Die zweite Katastrophe ist der Winter

Die zweite Katastrophe ist der Winter

Wenn Menschen durch Katastrophen ihr Zuhause verlieren, wird das Wetter zur Bedrohung. Gerade der Winter ist eine große Gefahr, vor allem für geschwächte Menschen und Kinder.

Der Winterkälte ausgeliefert

Der Winter ist die zweite Katastrophe für Menschen, die etwa vor einem Krieg geflohen sind oder durch ein Erdbeben ihr Zuhause verloren haben. Sie leben in zerschossenen Häusern oder in Zelten, die kaum Schutz vor Schnee und Kälte bieten. Die Notunterkünfte sind schlecht zu heizen, und die meisten Menschen haben ohnehin zu wenig Geld, um sich Brennstoff zu leisten. Außerdem fehlen Decken und warme Kleidung, weshalb die Menschen häufiger und schwerer erkranken, vor allem Kinder.

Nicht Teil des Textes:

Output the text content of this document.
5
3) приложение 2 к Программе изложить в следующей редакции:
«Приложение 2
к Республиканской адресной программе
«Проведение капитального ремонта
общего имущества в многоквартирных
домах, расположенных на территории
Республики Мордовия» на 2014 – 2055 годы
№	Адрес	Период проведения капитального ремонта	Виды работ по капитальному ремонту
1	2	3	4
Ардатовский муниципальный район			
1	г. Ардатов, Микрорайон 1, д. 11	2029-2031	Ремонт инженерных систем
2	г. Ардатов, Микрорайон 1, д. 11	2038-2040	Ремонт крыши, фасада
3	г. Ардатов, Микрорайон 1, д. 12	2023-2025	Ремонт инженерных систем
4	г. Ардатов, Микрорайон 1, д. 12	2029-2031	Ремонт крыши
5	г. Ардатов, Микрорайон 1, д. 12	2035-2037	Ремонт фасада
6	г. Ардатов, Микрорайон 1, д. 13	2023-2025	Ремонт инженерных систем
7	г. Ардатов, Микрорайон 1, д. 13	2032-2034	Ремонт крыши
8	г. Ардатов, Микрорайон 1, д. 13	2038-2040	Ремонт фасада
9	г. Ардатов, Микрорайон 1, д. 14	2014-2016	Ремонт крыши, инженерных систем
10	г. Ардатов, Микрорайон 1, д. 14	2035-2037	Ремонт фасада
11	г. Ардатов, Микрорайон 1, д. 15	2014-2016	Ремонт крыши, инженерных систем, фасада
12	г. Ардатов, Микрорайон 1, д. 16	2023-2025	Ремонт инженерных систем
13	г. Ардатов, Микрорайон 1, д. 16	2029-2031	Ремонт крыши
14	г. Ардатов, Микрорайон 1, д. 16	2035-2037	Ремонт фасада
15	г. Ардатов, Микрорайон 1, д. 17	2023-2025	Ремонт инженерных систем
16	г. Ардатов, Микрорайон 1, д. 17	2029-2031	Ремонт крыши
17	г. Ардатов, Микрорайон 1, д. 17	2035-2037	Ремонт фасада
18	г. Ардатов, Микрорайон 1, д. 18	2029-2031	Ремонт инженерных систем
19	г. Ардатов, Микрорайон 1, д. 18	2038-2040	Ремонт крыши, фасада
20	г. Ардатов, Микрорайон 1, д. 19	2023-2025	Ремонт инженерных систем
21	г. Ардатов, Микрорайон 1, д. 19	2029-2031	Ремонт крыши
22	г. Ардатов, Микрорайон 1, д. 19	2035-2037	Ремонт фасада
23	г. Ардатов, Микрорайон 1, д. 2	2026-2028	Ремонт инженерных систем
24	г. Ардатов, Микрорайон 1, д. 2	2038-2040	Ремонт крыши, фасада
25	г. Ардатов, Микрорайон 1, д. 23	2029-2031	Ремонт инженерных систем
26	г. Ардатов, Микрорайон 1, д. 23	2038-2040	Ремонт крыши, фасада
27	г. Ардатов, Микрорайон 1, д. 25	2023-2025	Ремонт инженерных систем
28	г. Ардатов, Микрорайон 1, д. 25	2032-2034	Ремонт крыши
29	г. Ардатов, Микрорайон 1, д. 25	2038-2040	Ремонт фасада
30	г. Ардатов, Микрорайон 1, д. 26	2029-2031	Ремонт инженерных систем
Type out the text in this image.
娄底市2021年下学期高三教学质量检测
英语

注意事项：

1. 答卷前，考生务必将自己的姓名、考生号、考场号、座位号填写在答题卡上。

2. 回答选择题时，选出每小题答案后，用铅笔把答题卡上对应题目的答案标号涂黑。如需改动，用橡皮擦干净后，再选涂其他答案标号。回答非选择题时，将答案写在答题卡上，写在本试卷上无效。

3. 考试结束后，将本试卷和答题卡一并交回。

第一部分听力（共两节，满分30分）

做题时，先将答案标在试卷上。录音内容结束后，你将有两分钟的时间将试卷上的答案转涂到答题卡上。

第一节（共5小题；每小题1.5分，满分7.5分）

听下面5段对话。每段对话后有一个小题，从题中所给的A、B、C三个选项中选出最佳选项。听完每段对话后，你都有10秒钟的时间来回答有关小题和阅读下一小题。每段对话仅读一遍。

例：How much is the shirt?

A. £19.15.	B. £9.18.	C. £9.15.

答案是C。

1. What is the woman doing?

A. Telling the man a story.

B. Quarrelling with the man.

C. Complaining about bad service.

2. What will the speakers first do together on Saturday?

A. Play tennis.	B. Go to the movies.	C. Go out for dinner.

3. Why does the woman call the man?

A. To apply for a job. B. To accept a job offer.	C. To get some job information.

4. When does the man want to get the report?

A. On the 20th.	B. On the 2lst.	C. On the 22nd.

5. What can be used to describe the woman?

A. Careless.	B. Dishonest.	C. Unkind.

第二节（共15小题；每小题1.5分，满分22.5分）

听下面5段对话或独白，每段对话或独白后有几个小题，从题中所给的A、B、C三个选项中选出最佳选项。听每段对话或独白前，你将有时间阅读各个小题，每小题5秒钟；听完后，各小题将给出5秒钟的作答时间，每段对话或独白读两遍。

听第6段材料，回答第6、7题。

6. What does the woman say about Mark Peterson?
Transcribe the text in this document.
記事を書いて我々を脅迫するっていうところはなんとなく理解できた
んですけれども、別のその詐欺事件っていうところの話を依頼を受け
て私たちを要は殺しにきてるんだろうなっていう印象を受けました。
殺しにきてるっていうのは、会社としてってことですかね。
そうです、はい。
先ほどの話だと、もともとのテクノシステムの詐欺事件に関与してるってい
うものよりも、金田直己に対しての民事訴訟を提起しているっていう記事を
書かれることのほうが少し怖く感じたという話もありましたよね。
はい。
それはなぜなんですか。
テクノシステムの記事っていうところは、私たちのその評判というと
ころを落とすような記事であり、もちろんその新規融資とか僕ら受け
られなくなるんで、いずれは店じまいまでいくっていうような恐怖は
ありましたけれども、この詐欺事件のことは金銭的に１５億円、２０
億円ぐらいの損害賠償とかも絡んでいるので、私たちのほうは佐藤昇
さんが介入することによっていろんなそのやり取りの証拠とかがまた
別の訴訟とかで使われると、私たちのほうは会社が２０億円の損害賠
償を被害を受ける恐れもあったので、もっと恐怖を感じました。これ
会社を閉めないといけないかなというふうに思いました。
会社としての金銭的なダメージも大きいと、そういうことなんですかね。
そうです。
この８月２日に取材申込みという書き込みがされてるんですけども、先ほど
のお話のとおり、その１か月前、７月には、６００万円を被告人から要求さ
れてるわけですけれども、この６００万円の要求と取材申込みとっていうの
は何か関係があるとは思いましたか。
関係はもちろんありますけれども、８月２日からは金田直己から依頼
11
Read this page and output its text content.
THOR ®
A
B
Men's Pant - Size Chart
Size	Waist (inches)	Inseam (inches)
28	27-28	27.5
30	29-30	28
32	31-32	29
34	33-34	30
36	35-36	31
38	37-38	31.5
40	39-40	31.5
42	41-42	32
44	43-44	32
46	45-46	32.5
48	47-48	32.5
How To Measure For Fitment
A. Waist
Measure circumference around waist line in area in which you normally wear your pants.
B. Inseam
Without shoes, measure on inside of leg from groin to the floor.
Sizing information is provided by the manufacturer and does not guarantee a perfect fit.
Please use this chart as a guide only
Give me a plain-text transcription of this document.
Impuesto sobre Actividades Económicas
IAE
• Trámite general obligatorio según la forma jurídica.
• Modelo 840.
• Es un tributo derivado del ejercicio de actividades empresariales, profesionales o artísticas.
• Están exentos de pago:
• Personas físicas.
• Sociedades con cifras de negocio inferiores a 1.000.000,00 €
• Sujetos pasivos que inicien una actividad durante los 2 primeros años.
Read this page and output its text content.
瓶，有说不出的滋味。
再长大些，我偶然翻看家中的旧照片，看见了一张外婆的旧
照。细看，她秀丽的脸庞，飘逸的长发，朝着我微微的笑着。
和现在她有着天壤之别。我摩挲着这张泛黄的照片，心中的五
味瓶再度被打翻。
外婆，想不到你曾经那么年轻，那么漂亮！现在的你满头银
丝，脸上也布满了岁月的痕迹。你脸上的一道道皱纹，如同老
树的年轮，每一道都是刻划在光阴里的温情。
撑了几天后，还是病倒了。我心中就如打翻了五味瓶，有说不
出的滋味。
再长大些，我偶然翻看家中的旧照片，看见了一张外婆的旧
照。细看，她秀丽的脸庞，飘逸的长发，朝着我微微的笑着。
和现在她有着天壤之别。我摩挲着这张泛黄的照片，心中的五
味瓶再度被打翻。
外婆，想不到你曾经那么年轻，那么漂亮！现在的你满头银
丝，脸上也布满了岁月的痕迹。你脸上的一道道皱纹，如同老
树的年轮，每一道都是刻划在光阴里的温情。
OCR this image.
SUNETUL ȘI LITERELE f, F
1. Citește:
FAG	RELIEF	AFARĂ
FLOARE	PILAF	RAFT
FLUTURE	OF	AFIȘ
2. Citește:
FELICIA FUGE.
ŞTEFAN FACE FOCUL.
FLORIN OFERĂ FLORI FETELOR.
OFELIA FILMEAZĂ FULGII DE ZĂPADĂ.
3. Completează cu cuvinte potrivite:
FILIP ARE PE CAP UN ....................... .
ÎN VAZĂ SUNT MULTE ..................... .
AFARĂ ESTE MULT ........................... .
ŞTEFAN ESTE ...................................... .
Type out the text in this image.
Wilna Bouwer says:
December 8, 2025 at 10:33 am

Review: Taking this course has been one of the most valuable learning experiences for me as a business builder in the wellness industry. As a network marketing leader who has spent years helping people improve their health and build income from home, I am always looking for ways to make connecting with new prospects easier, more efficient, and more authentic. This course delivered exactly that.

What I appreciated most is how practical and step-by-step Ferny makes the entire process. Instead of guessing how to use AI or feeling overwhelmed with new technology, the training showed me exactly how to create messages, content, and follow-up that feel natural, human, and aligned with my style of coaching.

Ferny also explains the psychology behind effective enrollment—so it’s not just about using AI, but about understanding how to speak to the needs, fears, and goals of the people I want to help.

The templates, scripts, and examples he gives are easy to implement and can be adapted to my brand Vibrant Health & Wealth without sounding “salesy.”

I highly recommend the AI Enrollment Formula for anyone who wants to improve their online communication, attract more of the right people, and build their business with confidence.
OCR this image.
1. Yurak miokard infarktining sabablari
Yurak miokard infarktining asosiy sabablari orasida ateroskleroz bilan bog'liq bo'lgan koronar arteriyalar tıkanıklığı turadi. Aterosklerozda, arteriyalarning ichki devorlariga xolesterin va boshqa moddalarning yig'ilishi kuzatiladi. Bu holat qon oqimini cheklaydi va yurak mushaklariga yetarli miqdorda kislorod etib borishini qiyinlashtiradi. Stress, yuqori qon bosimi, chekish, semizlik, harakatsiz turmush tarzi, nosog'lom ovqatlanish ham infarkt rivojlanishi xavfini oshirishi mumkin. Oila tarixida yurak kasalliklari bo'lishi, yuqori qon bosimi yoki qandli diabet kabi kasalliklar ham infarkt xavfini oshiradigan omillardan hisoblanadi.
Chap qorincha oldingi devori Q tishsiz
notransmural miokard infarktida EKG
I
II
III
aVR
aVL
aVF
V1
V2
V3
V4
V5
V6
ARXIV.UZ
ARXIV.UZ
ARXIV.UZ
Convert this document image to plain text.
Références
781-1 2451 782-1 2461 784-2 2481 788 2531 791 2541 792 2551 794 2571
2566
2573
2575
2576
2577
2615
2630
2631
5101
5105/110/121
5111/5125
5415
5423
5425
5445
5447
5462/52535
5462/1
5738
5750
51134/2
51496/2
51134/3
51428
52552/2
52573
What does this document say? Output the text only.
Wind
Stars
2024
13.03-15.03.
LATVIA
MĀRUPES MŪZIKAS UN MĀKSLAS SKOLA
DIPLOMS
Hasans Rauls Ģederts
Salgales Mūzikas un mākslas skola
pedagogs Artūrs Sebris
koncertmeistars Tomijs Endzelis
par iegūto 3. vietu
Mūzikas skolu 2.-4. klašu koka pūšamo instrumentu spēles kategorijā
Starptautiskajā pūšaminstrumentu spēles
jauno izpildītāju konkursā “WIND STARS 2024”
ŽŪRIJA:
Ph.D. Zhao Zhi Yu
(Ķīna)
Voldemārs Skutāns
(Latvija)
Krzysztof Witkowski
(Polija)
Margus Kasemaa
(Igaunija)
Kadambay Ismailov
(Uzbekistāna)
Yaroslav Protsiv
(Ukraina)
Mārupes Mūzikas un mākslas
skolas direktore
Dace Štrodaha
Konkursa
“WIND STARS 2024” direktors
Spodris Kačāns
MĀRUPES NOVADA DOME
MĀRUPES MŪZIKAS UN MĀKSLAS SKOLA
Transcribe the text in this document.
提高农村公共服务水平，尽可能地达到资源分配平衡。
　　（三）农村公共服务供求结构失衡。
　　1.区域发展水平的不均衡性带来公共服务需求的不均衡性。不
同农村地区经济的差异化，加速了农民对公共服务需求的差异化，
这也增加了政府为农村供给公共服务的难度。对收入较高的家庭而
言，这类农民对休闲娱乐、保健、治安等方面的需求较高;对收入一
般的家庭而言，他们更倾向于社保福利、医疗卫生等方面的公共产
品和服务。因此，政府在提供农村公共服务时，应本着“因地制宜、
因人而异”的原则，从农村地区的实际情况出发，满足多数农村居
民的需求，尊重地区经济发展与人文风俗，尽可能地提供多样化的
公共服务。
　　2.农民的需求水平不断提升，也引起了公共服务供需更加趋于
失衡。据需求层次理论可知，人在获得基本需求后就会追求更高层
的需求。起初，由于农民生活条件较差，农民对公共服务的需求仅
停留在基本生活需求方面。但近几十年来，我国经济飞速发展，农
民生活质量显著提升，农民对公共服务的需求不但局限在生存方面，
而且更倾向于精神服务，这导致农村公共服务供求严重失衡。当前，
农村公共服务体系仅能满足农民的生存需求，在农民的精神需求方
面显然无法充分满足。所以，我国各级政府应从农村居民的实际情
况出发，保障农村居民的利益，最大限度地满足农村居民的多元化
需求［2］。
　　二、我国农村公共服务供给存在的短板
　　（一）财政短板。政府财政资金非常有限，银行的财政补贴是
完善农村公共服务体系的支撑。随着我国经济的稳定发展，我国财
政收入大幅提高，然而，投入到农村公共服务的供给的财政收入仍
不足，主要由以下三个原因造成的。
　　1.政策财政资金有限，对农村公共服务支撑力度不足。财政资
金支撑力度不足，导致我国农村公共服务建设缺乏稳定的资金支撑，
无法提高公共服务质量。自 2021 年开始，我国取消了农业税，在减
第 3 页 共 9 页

Millionen brauchen Winterhilfe

Der Krieg in Syrien hat rund zwölf Millionen Menschen vertrieben, die Hälfte davon im Bürgerkriegsland, die andere Hälfte ins Ausland. Das heißt, dass jeder zweite Syrer auf der Flucht ist (Stand Anfang 2019). Im Winter verschärft sich die humanitäre Notlage der Geflüchteten, nach Schätzungen der Vereinten Nationen brauchen allein unter den geflohenen Syrern mehrere Millionen spezielle Winterhilfe. Um dieser Menge an Bedürftigen zu helfen, braucht es enorme Mittel und gute Planung.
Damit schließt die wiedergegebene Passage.